Projects

Automatic Curriculum Design for Human-AI Coordination

Motivation

Training AI agents to coordinate with humans in cooperative tasks is difficult because humans are unpredictable and environments vary. Most zero-shot coordination methods focus on partner diversity but ignore environment diversity. This project asked: can UED — originally designed for competitive games — be adapted to improve zero-shot human-AI coordination in cooperative settings?

Issues

  • Existing multi-agent UED (MAESTRO) uses regret-based utility designed for competitive zero-sum games — inappropriate for cooperative tasks.
  • Standard self-play co-player sampling ignores joint environment/co-player difficulty.
  • Evaluating against real humans (not just proxies) is essential but rarely done.

Method

Automatic Curriculum Design (ACD):

  1. Return-based utility: replaces regret with cumulative return as a measure of learning potential in cooperative settings.
  2. Prioritized co-player sampling: selects the co-player whose worst-performing environment has the lowest return, jointly optimizing the lower bound over all environment/co-player pairs.
  3. Replay distribution: blends rank-based coordination score priority with staleness-based freshness.

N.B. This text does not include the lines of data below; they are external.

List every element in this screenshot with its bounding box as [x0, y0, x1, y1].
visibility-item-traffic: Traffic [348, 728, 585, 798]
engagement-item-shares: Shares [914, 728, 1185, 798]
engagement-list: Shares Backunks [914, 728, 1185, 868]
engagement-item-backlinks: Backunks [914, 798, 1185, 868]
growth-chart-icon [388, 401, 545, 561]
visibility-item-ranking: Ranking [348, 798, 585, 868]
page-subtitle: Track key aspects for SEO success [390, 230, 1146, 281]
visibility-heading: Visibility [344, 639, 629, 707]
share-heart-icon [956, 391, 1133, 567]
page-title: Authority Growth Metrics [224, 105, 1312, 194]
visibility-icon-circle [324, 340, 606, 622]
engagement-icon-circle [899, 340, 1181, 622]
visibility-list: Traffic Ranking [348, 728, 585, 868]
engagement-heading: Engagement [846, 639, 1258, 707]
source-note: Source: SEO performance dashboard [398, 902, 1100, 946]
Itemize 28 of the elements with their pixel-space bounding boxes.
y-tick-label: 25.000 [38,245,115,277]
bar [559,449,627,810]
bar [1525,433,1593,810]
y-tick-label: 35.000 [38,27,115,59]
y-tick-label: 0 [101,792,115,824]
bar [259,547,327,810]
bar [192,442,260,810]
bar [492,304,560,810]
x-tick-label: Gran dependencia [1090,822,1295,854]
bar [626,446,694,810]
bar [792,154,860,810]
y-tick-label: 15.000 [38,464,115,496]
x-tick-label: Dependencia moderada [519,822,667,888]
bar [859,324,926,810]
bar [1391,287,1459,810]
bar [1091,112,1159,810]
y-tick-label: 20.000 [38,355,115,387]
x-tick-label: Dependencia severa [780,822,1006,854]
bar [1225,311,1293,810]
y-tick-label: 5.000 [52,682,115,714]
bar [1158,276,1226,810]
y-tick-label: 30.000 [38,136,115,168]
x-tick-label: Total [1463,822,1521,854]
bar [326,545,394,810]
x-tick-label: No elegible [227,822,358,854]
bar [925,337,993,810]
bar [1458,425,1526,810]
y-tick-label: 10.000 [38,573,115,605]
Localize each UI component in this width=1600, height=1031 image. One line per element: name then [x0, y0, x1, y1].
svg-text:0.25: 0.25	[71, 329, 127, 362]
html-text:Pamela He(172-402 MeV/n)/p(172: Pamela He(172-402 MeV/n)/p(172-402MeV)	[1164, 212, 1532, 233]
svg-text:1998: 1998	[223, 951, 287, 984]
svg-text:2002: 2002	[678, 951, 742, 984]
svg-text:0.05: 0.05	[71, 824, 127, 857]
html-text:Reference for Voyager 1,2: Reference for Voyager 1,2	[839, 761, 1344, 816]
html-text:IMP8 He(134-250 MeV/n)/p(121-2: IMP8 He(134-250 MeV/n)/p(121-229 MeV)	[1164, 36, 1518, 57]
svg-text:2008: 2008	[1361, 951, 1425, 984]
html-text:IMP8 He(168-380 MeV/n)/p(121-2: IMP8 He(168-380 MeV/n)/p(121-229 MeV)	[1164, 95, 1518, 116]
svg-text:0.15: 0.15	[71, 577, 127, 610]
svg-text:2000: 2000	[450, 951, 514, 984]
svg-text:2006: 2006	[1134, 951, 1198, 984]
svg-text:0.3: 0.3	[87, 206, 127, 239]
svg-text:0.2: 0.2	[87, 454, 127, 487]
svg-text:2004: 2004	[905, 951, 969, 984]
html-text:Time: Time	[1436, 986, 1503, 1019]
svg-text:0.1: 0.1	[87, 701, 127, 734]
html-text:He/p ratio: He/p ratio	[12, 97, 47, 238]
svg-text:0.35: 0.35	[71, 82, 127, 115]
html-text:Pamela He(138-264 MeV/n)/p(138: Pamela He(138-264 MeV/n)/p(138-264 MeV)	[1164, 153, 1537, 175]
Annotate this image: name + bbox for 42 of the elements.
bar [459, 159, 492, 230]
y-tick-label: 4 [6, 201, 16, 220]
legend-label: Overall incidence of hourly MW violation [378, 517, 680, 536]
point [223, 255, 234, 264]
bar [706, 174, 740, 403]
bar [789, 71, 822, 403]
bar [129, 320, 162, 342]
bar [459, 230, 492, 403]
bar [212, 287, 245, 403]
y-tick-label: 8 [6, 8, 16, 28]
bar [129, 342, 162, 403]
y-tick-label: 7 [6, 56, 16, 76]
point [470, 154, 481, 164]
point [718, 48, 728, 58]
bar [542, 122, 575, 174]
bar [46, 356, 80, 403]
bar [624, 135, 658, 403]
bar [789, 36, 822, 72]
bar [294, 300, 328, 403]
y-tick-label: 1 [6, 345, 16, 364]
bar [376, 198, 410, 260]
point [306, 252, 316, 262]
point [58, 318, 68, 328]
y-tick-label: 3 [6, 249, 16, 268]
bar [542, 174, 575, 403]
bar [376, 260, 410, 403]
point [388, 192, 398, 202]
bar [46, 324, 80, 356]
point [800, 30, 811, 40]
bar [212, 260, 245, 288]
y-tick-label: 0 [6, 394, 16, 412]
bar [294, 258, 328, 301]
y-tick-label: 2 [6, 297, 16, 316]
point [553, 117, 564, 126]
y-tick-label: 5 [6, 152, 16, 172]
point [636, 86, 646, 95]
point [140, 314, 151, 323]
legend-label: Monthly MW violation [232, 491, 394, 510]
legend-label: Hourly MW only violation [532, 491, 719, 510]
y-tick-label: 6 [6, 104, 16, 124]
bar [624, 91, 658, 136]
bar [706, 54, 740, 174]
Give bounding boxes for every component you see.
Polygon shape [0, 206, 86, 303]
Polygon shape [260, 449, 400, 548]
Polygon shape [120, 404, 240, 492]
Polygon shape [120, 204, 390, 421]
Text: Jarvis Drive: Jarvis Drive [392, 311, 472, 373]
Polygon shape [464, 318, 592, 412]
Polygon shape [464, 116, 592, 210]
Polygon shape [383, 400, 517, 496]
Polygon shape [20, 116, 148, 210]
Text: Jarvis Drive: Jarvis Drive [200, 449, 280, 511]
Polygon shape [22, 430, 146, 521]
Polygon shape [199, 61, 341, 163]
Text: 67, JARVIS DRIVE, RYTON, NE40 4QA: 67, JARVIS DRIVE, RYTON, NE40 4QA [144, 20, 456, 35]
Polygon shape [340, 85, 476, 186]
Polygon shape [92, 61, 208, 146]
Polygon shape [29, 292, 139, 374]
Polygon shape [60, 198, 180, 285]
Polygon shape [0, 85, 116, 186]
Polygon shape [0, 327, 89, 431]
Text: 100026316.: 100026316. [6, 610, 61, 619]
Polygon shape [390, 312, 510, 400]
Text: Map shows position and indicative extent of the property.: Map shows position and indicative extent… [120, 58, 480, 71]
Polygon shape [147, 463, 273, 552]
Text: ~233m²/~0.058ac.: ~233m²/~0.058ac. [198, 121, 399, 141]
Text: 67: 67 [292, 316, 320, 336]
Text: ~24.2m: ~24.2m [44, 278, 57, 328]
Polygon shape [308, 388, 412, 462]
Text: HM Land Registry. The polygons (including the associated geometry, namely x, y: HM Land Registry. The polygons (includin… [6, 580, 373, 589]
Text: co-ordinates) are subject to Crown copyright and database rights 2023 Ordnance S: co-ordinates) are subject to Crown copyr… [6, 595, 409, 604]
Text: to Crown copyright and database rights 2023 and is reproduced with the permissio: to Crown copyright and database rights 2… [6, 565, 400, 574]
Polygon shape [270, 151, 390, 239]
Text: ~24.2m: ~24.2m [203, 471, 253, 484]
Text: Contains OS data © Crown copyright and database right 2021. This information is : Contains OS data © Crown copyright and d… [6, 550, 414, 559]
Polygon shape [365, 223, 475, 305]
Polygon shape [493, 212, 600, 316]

Trained in Overcooked-AI on 6,000 automatically generated layouts; evaluated on 5 graduated-difficulty test layouts.

Results & Contribution

  • Outperforms MAESTRO, Robust PLR, and Domain Randomization on all 5 evaluation layouts.
  • Real human study (N=20): highest collaborativeness and preference ratings.
  • Demonstrates return > regret for cooperative UED.
  • Published in IEEE Access (2025).